24 Heures
26 avril 1984
- Interview avant un concert avec quatuor à cordes le 2 mai 1984 au Grand Casino de Genève -

William Sheller bientôt à Genève
«
Le modernisme, c'est fini ! »
(par Jean-Blaise Besençon)

 

Au milieu d'une journée de promotion menée tambour battant, entre deux play-backs pour la Télévision romande (Midi public), l'interrogatoire de rigueur sur les ondes radio et la valse des questionnaires de la presse écrite, William Sheller*, auteur, compositeur et interprète de variétés (et d'autres choses), n'a pas résisté à casser quelques pelles à neige de sucre sur la mode, les maisons de disques et le show-business.
Ne croyez pas pourtant que l'auteur de
Je suis pas bien soit au fond du trou, ou qu'il crache dans la soupe ! Justement cynique, il la relève au contraire de quelques formules pimentées...

- Jean-Blaise Besençon : « Après plusieurs années passées à composer des musiques pour les autres et le cinéma, vous vous êtes décidé à faire de la scène sur le tard. On dit même : sans grand enthousiasme ! »
- William Sheller :  « Non, ce n'est pas vrai. La scène est très importante pour les contacts humains, et c'est surtout la découverte que quelque chose peut exister en marge du show-business. »

- JBB : « Les pressions sont-elles si terribles ? »
- WS: « Le show-biz souffre d'une insupportable médiocrité créative. C'est un métier où les gens ne prennent pas de risques. Et c'est pour cette raison que c'est en train de crever ! »

- JBB : « Peut-être aussi parce que les bons chanteurs sont rares. »
- WS : « Absolument pas, tout le monde dit qu'il y a une crise du spectacle et des nouveaux talents, alors qu'il n'y a jamais eu autant d'opportunités pour s'exprimer, pour communiquer, pour faire un disque. Seulement il ne faut pas prendre les maisons de disques pour ce qu'elles ne sont pas. Elles veulent se substituer à l'artiste, et lui dicter sa conduite, sous prétexte qu'elles détiennent le savoir. Alors qu elles savent à peine suivre ce qui marche déjà. »
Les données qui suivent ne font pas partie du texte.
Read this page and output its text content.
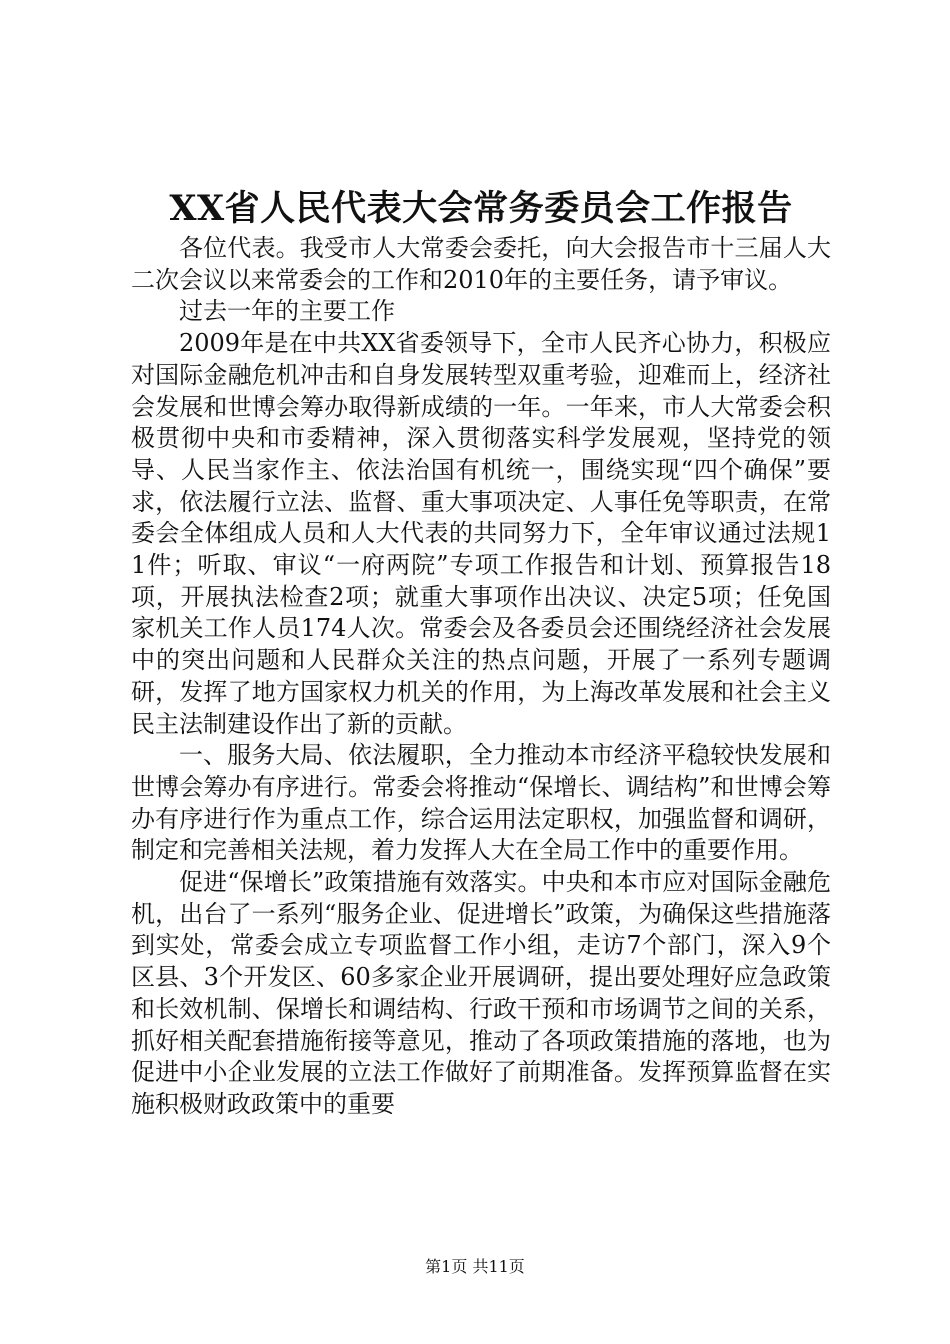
XX省人民代表大会常务委员会工作报告

各位代表。我受市人大常委会委托，向大会报告市十三届人大二次会议以来常委会的工作和2010年的主要任务，请予审议。

过去一年的主要工作

2009年是在中共XX省委领导下，全市人民齐心协力，积极应对国际金融危机冲击和自身发展转型双重考验，迎难而上，经济社会发展和世博会筹办取得新成绩的一年。一年来，市人大常委会积极贯彻中央和市委精神，深入贯彻落实科学发展观，坚持党的领导、人民当家作主、依法治国有机统一，围绕实现“四个确保”要求，依法履行立法、监督、重大事项决定、人事任免等职责，在常委会全体组成人员和人大代表的共同努力下，全年审议通过法规11件；听取、审议“一府两院”专项工作报告和计划、预算报告18项，开展执法检查2项；就重大事项作出决议、决定5项；任免国家机关工作人员174人次。常委会及各委员会还围绕经济社会发展中的突出问题和人民群众关注的热点问题，开展了一系列专题调研，发挥了地方国家权力机关的作用，为上海改革发展和社会主义民主法制建设作出了新的贡献。

一、服务大局、依法履职，全力推动本市经济平稳较快发展和世博会筹办有序进行。常委会将推动“保增长、调结构”和世博会筹办有序进行作为重点工作，综合运用法定职权，加强监督和调研，制定和完善相关法规，着力发挥人大在全局工作中的重要作用。

促进“保增长”政策措施有效落实。中央和本市应对国际金融危机，出台了一系列“服务企业、促进增长”政策，为确保这些措施落到实处，常委会成立专项监督工作小组，走访7个部门，深入9个区县、3个开发区、60多家企业开展调研，提出要处理好应急政策和长效机制、保增长和调结构、行政干预和市场调节之间的关系，抓好相关配套措施衔接等意见，推动了各项政策措施的落地，也为促进中小企业发展的立法工作做好了前期准备。发挥预算监督在实施积极财政政策中的重要

第1页 共11页
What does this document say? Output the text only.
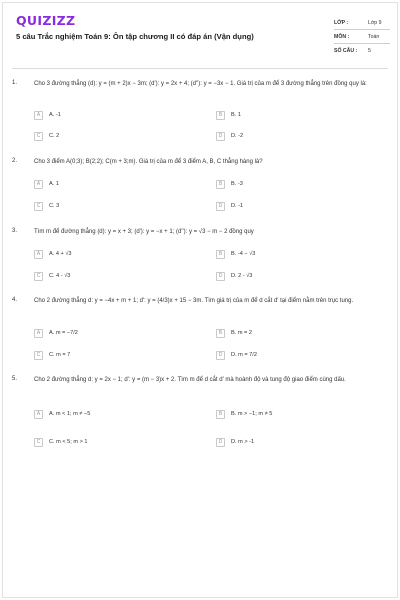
QUIZIZZ
5 câu Trắc nghiệm Toán 9: Ôn tập chương II có đáp án (Vận dụng)
LỚP :	Lớp 9
MÔN :	Toán
SỐ CÂU :	5
1.	Cho 3 đường thẳng (d): y = (m + 2)x − 3m; (d'): y = 2x + 4; (d''): y = −3x − 1. Giá trị của m để 3 đường thẳng trên đồng quy là:
A	A. -1	B	B. 1
C	C. 2	D	D. -2
2.	Cho 3 điểm A(0;3); B(2;2); C(m + 3;m). Giá trị của m để 3 điểm A, B, C thẳng hàng là?
A	A. 1	B	B. -3
C	C. 3	D	D. -1
3.	Tìm m để đường thẳng (d): y = x + 3; (d'): y = −x + 1; (d''): y = √3 − m − 2 đồng quy
A	A. 4 + √3	B	B. -4 − √3
C	C. 4 - √3	D	D. 2 - √3
4.	Cho 2 đường thẳng d: y = −4x + m + 1; d': y = (4/3)x + 15 − 3m. Tìm giá trị của m để d cắt d' tại điểm nằm trên trục tung.
A	A. m = −7/2	B	B. m = 2
C	C. m = 7	D	D. m = 7/2
5.	Cho 2 đường thẳng d: y = 2x − 1; d': y = (m − 3)x + 2. Tìm m để d cắt d' mà hoành độ và tung độ giao điểm cùng dấu.
A	A. m < 1; m ≠ −5	B	B. m > −1; m ≠ 5
C	C. m < 5; m > 1	D	D. m > -1
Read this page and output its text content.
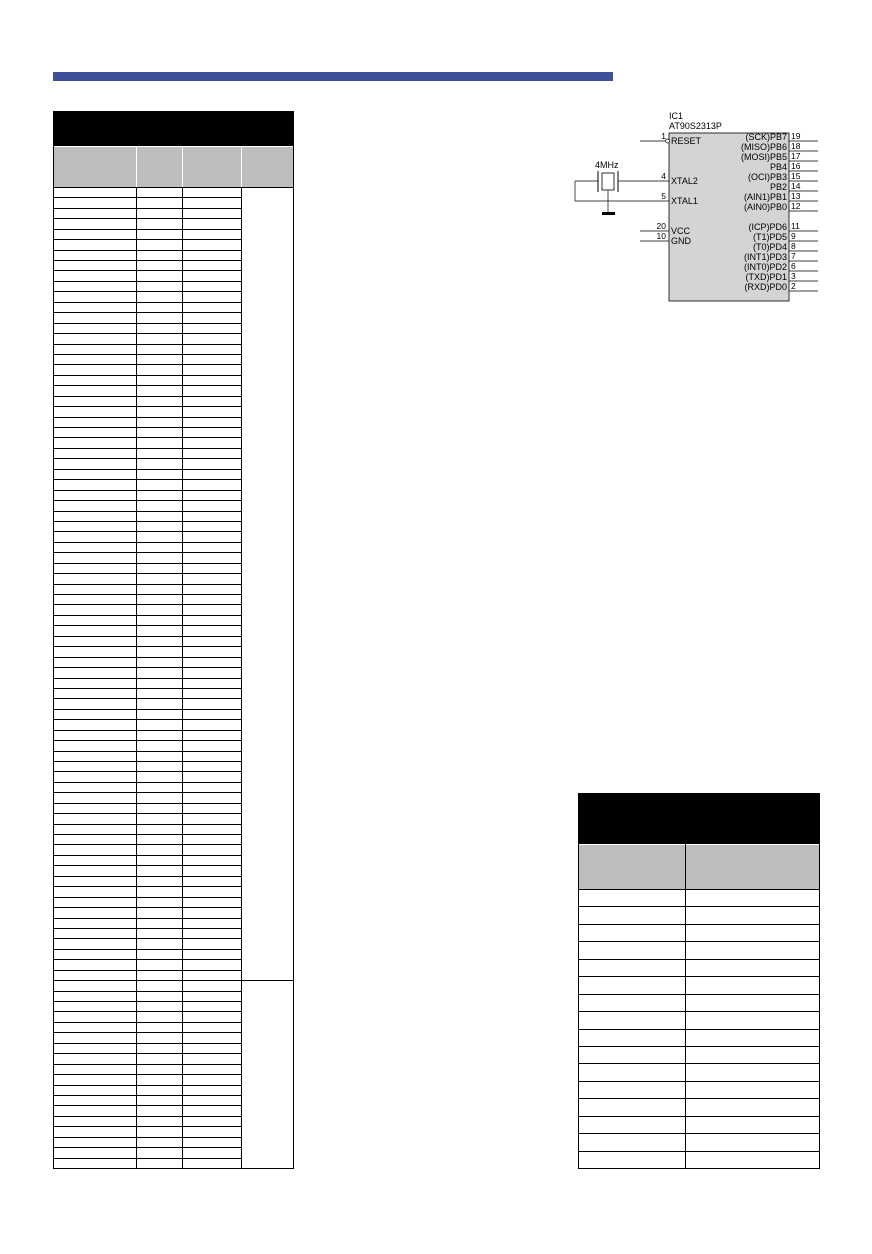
IC1
AT90S2313P
4MHz
1 RESET
4 XTAL2
5 XTAL1
20 VCC
10 GND
19
(SCK)PB7
18
(MISO)PB6
17
(MOSI)PB5
16
PB4
15
(OCI)PB3
14
PB2
13
(AIN1)PB1
12
(AIN0)PB0
11
(ICP)PD6
9
(T1)PD5
8
(T0)PD4
7
(INT1)PD3
6
(INT0)PD2
3
(TXD)PD1
2
(RXD)PD0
-  JBB :  « Pourquoi enregistrer un minialbum (six titres) Simplement (Philips 814 986-1) ? »
-  WS : « Ce disque est en réalité une maquette. J’avais travaillé douze titres. Et puis on me dit qu'il ne faut plus en faire douze mais six, parce que c'est moins cher. Mais ça c'est leur problème... je ne vais pas défendre un disque que l'on m'a imposé. On peut faire de la scène sans faire de disques, et moi je peux rester un an sans rien enregistrer et sans être oublié. »

- JBB : « Vous semblez connaître les recettes qui plaisent au plus grand nombre. Est-ce que vous sentez le tube avant sa consécration ? » 
- WS : « Je pense que tous les compositeurs connaissent des intervalles de notes qui flattent l'oreille, et des harmonies. Et puis, chacun possède une certaine idée de la beauté. D'autre part il y a un goût général du public, que l'on peut flatter d'une manière basse, ou au contraire sublimer. Quitte à mentir, mais le mensonge fait partie du spectacle ! »

 - JBB : « Etes-vous à l'écoute des nouvelles musiques ? »
-  WS  : « Je me méfie des modes et de la soi-disant suprématie de la musique anglo-saxonne. De toute façon, le modernisme c'est fini ! On observe maintenant un retour au néo-classicisme... »

- JBB : « Votre spectacle en est-il une expression ? »
- WS  : « Mon spectacle tient avant tout de la veillée. Il n'y a pas d'instruments électriques, seulement un quatuor de cordes et mon piano. Ainsi nous travaillons davantage dans la hi-fi que sur le volume... »

* William Sheller chantera le mercredi 2 mai à 20 h 30 au Grand Casino de Genève.